Tennis enthusiasts may find the algorithm developed by researchers from the Queensland University of Technology interesting.
As reported, the algorithm can predict where a tennis player will hit the next ball by analysing Australian Open data of thousands of shots made by the top male tennis players.
The research into the match play of Novak Djokovic, Rafael Nadal and Roger Federer could lead to new ways for professional tennis players to predict their opponent’s moves.
It could also produce virtual reality games offering the chance to go head-to-head with world’s best players in an accurate but artificial grand slam.
The researchers created the algorithm for predicting the next shot in tennis by using data from a sports technology innovator.
The data used was from the 2012 Australian Tennis Open, provided by the governing body for tennis in Australia.
The researchers narrowed their focus to study the shot selection of Djokovic, Nadal and Federer.
This is because they had the complete range of data to input into the system on how the players’ shot selection changed as the tournament progressed.
More than 3400 shots for Djokovic, nearly 3500 shots for Nadal and almost 1900 shots by Federer were analysed.
The context for each shot was then added such as whether it was a return, a winner or an error.
After about 1000 shots, the model had a pretty good idea of what was going on.
Three matches were needed by the algorithm to figure out a player’s style.

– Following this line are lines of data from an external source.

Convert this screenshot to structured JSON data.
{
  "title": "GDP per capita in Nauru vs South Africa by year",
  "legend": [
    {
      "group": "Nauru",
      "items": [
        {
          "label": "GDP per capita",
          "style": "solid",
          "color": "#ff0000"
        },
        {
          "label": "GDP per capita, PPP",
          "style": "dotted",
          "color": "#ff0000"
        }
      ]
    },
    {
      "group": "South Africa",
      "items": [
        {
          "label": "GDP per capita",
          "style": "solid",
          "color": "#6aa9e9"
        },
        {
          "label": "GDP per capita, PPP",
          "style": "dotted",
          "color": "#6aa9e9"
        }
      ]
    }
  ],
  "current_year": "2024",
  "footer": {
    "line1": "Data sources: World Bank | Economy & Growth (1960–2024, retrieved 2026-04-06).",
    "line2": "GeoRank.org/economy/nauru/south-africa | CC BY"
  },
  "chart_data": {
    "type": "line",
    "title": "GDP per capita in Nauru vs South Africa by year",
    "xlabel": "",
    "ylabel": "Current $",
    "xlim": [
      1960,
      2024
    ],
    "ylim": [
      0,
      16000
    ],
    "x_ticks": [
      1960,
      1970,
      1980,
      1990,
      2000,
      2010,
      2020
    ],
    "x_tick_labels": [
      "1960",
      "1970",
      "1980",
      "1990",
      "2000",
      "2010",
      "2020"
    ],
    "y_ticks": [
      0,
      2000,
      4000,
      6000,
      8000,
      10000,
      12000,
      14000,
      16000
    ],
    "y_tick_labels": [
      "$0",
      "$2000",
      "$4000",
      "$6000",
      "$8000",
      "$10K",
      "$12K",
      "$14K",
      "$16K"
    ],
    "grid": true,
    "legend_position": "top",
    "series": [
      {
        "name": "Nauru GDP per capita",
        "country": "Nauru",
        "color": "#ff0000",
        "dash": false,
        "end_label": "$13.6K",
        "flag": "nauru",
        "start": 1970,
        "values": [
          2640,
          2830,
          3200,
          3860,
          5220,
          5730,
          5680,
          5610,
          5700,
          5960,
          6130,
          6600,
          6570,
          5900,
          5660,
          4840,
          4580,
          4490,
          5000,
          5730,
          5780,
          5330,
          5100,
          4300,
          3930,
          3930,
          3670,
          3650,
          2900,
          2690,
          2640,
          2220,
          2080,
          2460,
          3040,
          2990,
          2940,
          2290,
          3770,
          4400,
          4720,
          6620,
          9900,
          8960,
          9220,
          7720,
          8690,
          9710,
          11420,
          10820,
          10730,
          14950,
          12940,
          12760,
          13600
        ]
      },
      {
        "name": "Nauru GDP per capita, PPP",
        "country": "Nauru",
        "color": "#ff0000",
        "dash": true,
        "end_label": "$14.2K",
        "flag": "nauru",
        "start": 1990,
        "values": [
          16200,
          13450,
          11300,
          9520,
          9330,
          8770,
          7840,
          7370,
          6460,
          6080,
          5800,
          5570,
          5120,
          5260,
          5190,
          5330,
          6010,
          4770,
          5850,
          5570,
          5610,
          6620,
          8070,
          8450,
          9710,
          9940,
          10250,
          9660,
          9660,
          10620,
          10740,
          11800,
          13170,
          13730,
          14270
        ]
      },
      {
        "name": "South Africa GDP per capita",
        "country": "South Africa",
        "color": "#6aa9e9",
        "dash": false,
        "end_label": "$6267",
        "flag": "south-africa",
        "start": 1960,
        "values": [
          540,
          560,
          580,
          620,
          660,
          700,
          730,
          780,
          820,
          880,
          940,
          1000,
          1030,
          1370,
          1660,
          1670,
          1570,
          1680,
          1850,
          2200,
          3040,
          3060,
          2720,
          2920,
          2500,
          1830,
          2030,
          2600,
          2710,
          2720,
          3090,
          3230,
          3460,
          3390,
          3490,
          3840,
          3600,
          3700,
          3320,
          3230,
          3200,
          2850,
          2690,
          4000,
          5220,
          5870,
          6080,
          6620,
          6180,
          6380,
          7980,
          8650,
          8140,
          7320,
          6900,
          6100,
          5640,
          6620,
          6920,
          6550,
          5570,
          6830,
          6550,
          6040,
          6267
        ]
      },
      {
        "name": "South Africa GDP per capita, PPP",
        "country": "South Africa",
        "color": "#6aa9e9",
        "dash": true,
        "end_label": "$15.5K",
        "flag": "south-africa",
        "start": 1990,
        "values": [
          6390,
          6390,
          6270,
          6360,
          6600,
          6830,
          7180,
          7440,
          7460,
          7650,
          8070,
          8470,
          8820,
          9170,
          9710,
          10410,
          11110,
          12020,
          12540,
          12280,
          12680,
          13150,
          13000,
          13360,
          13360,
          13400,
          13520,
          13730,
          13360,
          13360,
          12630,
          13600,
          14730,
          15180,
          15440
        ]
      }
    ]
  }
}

Once it was able to get the three matches, it was pretty solid.
The algorithm was mimicking the brains of the top players who were already trying to predict their opponent’s next shot.
While the artificial intelligent system proved successful, the biggest challenge it faced was the unpredictability of Federer.
They had an analysis of how accurate the system is for the three top players – Djokovic, Nadal and Federer.
However, it was with Federer that the AI model struggled the most and was least accurate in its predictions.
The machine learning system, called Semi Supervised Generative Adversarial Network architecture, takes into account when in the match a point is being played.
This is because the shot selection a player might make, 40-love up serving for the first set, is very different to the shot they might hit struggling to stay in the match deep into the fifth set.
The system is capable of predicting about 1000 shots in 30 seconds.
The model is trained so that it sees the shot from first round, to the second round and third round, thereby building on experiences like a human does.
To teach the system to think like a player, the researchers created two forms of memory and a way for them to interact in making a decision
Episodic memory is effectively individual recollections. It is being able to go back and recall each individual stroke and what happened.
Semantic memory, on the other hand, is much more abstract. It is the overall learnings that came about from many instances of the episodic memory.
Then those two memories work together given an input stimulus. They each pull out something relevant from their own memories and use that to help reinforce the prediction of what is going to happen.
In less than ten years, top-level players will be able to use this sort of technique in studying the game of an upcoming opponent.
The system, given the data on a particular player, could predict how that player would hit the ball on break point if a server went either down the line or out wide.
It could also predict the likelihood that a particular player will try to beat an opponent at the net by hitting a lob or passing shot, and how that shot selection might change at different stages of a match.